Pseudopressure Plot

Key Takeaways

• The theoretical foundation for pseudopressure was established by Al-Hussainy, Ramey, and Crawford in a landmark 1966 SPE paper that showed how the nonlinear partial differential equation governing gas flow in porous media could be linearized by the pseudopressure substitution — prior to this work, engineers either analyzed gas wells using the direct pressure method (which assumed constant gas properties and was accurate only at high pressures) or the pressure-squared method (which assumed a specific relationship between viscosity and compressibility that was accurate only at low pressures); Al-Hussainy's pseudopressure function covered the full pressure range correctly and became the standard approach, though its adoption in routine practice was slow until commercial software made the numerical integration of the gas property functions routine; the 1966 paper is one of the most cited works in petroleum engineering because it solved a problem that was central to every gas well analysis conducted anywhere in the world, and it did so with a mathematically elegant substitution that transformed a nonlinear problem into a solved linear one.

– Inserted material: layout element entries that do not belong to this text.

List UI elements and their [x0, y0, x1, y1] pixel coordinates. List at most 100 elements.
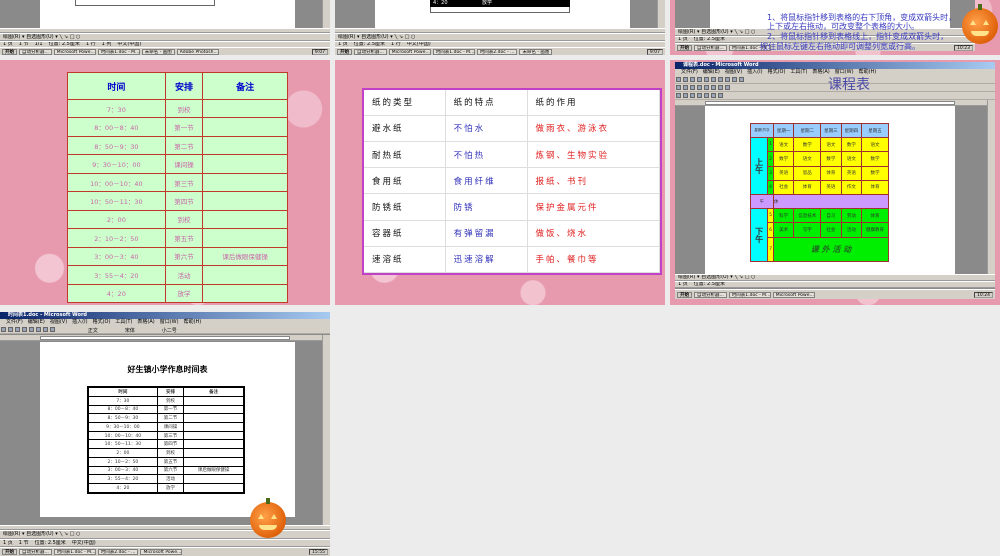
noon-label: 午 — [750, 194, 774, 210]
table-cell: 时间 — [87, 386, 158, 397]
taskbar-item[interactable]: 未命名 - 画图 — [519, 48, 553, 55]
toolbar[interactable]: 正文 宋体 小二号 — [0, 326, 330, 334]
table-cell: 避水纸 — [364, 115, 446, 142]
menu-item[interactable]: 编辑(E) — [703, 69, 720, 76]
menu-item[interactable]: 格式(O) — [93, 319, 111, 326]
table-cell: 备注 — [183, 386, 245, 397]
subject-cell: 信息技术 — [793, 208, 822, 224]
start-button[interactable]: 开始 — [2, 48, 17, 55]
menu-item[interactable]: 文件(F) — [681, 69, 698, 76]
taskbar-item[interactable]: Microsoft Powe... — [772, 291, 815, 298]
taskbar-item[interactable]: 自动分析器... — [694, 291, 727, 298]
subject-cell: 数学 — [861, 165, 889, 181]
taskbar-item[interactable]: Adobe Photosh... — [176, 48, 219, 55]
style-box[interactable]: 正文 — [88, 328, 98, 334]
table-cell: 课间操 — [164, 154, 204, 174]
menu-item[interactable]: 窗口(W) — [160, 319, 179, 326]
menu-item[interactable]: 表格(A) — [137, 319, 154, 326]
table-cell — [202, 209, 288, 230]
thumb-word-instructions[interactable]: 绘图(R) ▾ 自选图形(U) ▾ ╲ ↘ □ ○ 1 页位置: 2.5厘米 开… — [670, 0, 1000, 55]
drawing-toolbar-label[interactable]: 绘图(R) ▾ 自选图形(U) ▾ ╲ ↘ □ ○ — [678, 275, 755, 280]
taskbar: 开始 自动分析器... Microsoft Powe... 时间表1.doc -… — [335, 47, 665, 55]
taskbar-item[interactable]: 自动分析器... — [19, 549, 52, 555]
table-row: 食用纸 食用纤维 报纸、书刊 — [364, 167, 660, 195]
thumb-word-bottom-2[interactable]: 4：20 放学 绘图(R) ▾ 自选图形(U) ▾ ╲ ↘ □ ○ 1 页位置:… — [335, 0, 665, 55]
menu-item[interactable]: 视图(V) — [50, 319, 67, 326]
drawing-toolbar-label[interactable]: 绘图(R) ▾ 自选图形(U) ▾ ╲ ↘ □ ○ — [3, 531, 80, 538]
status-page: 1 页 — [3, 539, 13, 546]
period-row: 3 英语 思品 体育 英语 数学 — [751, 165, 889, 181]
start-button[interactable]: 开始 — [677, 44, 692, 51]
subject-cell: 健康教育 — [861, 222, 889, 238]
start-button[interactable]: 开始 — [337, 48, 352, 55]
subject-cell: 语文 — [793, 151, 822, 167]
menu-item[interactable]: 文件(F) — [6, 319, 23, 326]
taskbar-item[interactable]: Microsoft Powe... — [53, 48, 96, 55]
subject-cell: 语文 — [772, 137, 795, 153]
status-page: 1 页 — [678, 36, 688, 42]
menu-item[interactable]: 格式(O) — [768, 69, 786, 76]
table-cell: 报纸、书刊 — [527, 167, 660, 195]
table-row: 耐热纸 不怕热 炼钢、生物实验 — [364, 141, 660, 169]
menu-item[interactable]: 帮助(H) — [184, 319, 202, 326]
doc-timetable-table: 时间 安排 备注 7：30 到校 8：00－8：40 第一节 8：50－9：30 第二节 9：30… — [87, 386, 245, 494]
taskbar-item[interactable]: 时间表2.doc - ... — [476, 48, 518, 55]
table-cell: 炼钢、生物实验 — [527, 141, 660, 169]
clock: 10:23 — [954, 44, 973, 51]
table-cell: 第三节 — [156, 430, 185, 441]
table-cell — [202, 265, 288, 285]
table-cell: 9：30－10：00 — [87, 422, 158, 432]
thumb-word-bottom-1[interactable]: 绘图(R) ▾ 自选图形(U) ▾ ╲ ↘ □ ○ 1 页1 节 1/1 位置: 2… — [0, 0, 330, 55]
taskbar-item[interactable]: 未命名 - 画图 — [141, 48, 175, 55]
vertical-scrollbar[interactable] — [987, 100, 995, 280]
size-box[interactable]: 小二号 — [162, 328, 177, 334]
table-cell: 2：10－2：50 — [67, 228, 166, 248]
table-row: 9：30－10：00 课间操 — [87, 422, 245, 432]
menu-item[interactable]: 工具(T) — [115, 319, 132, 326]
table-cell: 3：55－4：20 — [87, 474, 158, 485]
subject-cell: 自习 — [820, 208, 842, 224]
menu-item[interactable]: 插入(I) — [72, 319, 87, 326]
table-cell: 防锈纸 — [364, 193, 446, 221]
selected-table-row[interactable]: 4：20 放学 — [430, 0, 570, 7]
day-header: 星期二 — [793, 122, 822, 139]
font-box[interactable]: 宋体 — [125, 328, 135, 334]
table-cell: 7：30 — [87, 395, 158, 406]
status-bar: 1 页位置: 2.5厘米 — [675, 281, 995, 288]
start-button[interactable]: 开始 — [2, 549, 17, 555]
menu-item[interactable]: 插入(I) — [747, 69, 762, 76]
table-row: 3：00－3：40 第六节 课后做眼保健操 — [87, 465, 245, 476]
table-bottom-edge — [75, 0, 215, 6]
table-cell: 速溶纸 — [364, 246, 446, 274]
taskbar-item[interactable]: 自动分析器... — [694, 44, 727, 51]
menu-item[interactable]: 工具(T) — [790, 69, 807, 76]
ruler[interactable] — [0, 335, 330, 341]
drawing-toolbar[interactable]: 绘图(R) ▾ 自选图形(U) ▾ ╲ ↘ □ ○ — [0, 33, 330, 41]
taskbar-item[interactable]: 自动分析器... — [354, 48, 387, 55]
taskbar-item[interactable]: 时间表1.doc - M... — [53, 549, 96, 555]
drawing-toolbar-label[interactable]: 绘图(R) ▾ 自选图形(U) ▾ ╲ ↘ □ ○ — [3, 34, 80, 40]
taskbar-item[interactable]: 时间表1.doc - M... — [97, 48, 140, 55]
table-cell: 第二节 — [156, 413, 185, 423]
menu-item[interactable]: 编辑(E) — [28, 319, 45, 326]
taskbar-item[interactable]: 时间表2.doc - ... — [97, 549, 139, 555]
start-button[interactable]: 开始 — [677, 291, 692, 298]
activity-cell: 课 外 活 动 — [772, 236, 890, 263]
drawing-toolbar[interactable]: 绘图(R) ▾ 自选图形(U) ▾ ╲ ↘ □ ○ — [675, 274, 995, 281]
menu-item[interactable]: 视图(V) — [725, 69, 742, 76]
table-cell: 到校 — [164, 98, 204, 119]
taskbar-item[interactable]: 自动分析器... — [19, 48, 52, 55]
drawing-toolbar[interactable]: 绘图(R) ▾ 自选图形(U) ▾ ╲ ↘ □ ○ — [335, 33, 665, 41]
clock: 9:07 — [311, 48, 328, 55]
taskbar-item[interactable]: 时间表1.doc - M... — [432, 48, 475, 55]
taskbar-item[interactable]: Microsoft Powe... — [388, 48, 431, 55]
drawing-toolbar-label[interactable]: 绘图(R) ▾ 自选图形(U) ▾ ╲ ↘ □ ○ — [338, 34, 415, 40]
taskbar-item[interactable]: 时间表1.doc - M... — [728, 291, 771, 298]
subject-cell: 语文 — [840, 151, 863, 167]
table-cell: 不怕水 — [445, 115, 528, 142]
drawing-toolbar-label[interactable]: 绘图(R) ▾ 自选图形(U) ▾ ╲ ↘ □ ○ — [678, 29, 755, 35]
period-row: 上午 1 语文 数学 语文 数学 语文 — [749, 137, 889, 196]
vertical-scrollbar[interactable] — [322, 335, 330, 525]
taskbar-item[interactable]: Microsoft Powe... — [140, 549, 183, 555]
subject-cell: 思品 — [793, 165, 822, 181]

• The pseudotime function (an analogous transformation applied to the time axis) complements pseudopressure in gas well pressure transient analysis by accounting for the time-varying total compressibility of gas during a buildup or drawdown test — gas compressibility changes with pressure, which means that even when pseudopressure accounts for the spatial nonlinearity of the gas flow equation, the time derivative in the transient flow equation has a remaining nonlinearity from changing total compressibility; pseudotime replaces actual time with an integral of (1 / mu-ct) dt over the production history, where ct is the total compressibility; using both pseudopressure and pseudotime makes the gas flow equations formally equivalent to the liquid flow equations across the full pressure range, allowing analytical solutions developed for liquid flow to be applied to gas wells without approximation; the combined use of m(p) and pseudotime is the current standard for rigorous gas well pressure transient analysis in commercial software packages.
• Production data analysis (PDA) or rate-transient analysis (RTA) for gas wells requires pseudopressure transformation of the flowing bottomhole pressure data to correctly extract reservoir and fracture properties — when an unconventional gas well is produced at variable rate and flowing pressure over a period of months to years, the analysis of that production history using normalized rate (rate divided by normalized pressure drop) plotted against material balance time generates a type curve signature that can be matched to analytical models; using actual pressure rather than pseudopressure in this analysis introduces errors in the derived permeability, fracture half-length, and drainage area that can be 20-50% in magnitude for wells producing at low reservoir pressures below 2,000 psia; tight gas wells in the Western Canada Sedimentary Basin and unconventional shale gas wells in the Marcellus and Haynesville — which often start production at reservoir pressures of 3,000-8,000 psia and eventually produce at pressures below 1,000 psia — experience the full range of gas property nonlinearity over their producing life, making pseudopressure transformation especially important for accurate EUR calculation.
• Gas well deliverability testing uses pseudopressure to calculate absolute open flow potential (AOFP) — the theoretical maximum rate a gas well could produce if the sandface flowing pressure were reduced to atmospheric pressure; the back-pressure (Rawlins-Schellhardt) plot and the LIT (laminar-inertial-turbulent) deliverability analysis both use pseudopressure to account for non-Darcy turbulence effects near the wellbore that cause the pressure drop to increase faster than linearly with rate; by plotting [m(Pr) - m(Pwf)] / q (normalized pseudopressure drop) versus q (rate), the LIT method separates the Darcy (laminar) flow component (which varies linearly with rate) from the turbulent non-Darcy component (which varies with rate squared), allowing the engineer to quantify the D-factor (non-Darcy skin) and the laminar permeability-thickness product independently; this separation matters for gas well optimization because the non-Darcy component increases with rate, meaning that a gas well at high rate pays an additional turbulent friction penalty that reduces the marginal deliverability of each incremental unit of rate increase.
• Numerical reservoir simulators for gas reservoirs internally apply the pseudopressure concept through pressure-dependent PVT properties (gas viscosity, z-factor, and formation volume factor as functions of pressure and temperature) that are updated at each grid block in each timestep — the pseudopressure calculation is embedded in how the simulator computes fluid mobility and transmissibility terms rather than appearing explicitly as a separate calculation step; when a reservoir engineer compares analytical pseudopressure-based well test results to simulator output, the two approaches should give consistent reservoir descriptions if both are using the same gas PVT correlations; discrepancies between analytical and simulation results for gas wells sometimes trace back to inconsistent PVT assumptions (different correlations for z-factor or viscosity between the analytical and numerical models) rather than actual differences in reservoir model, and checking PVT consistency is a standard QC step when calibrating a gas reservoir simulation to well test and production history data.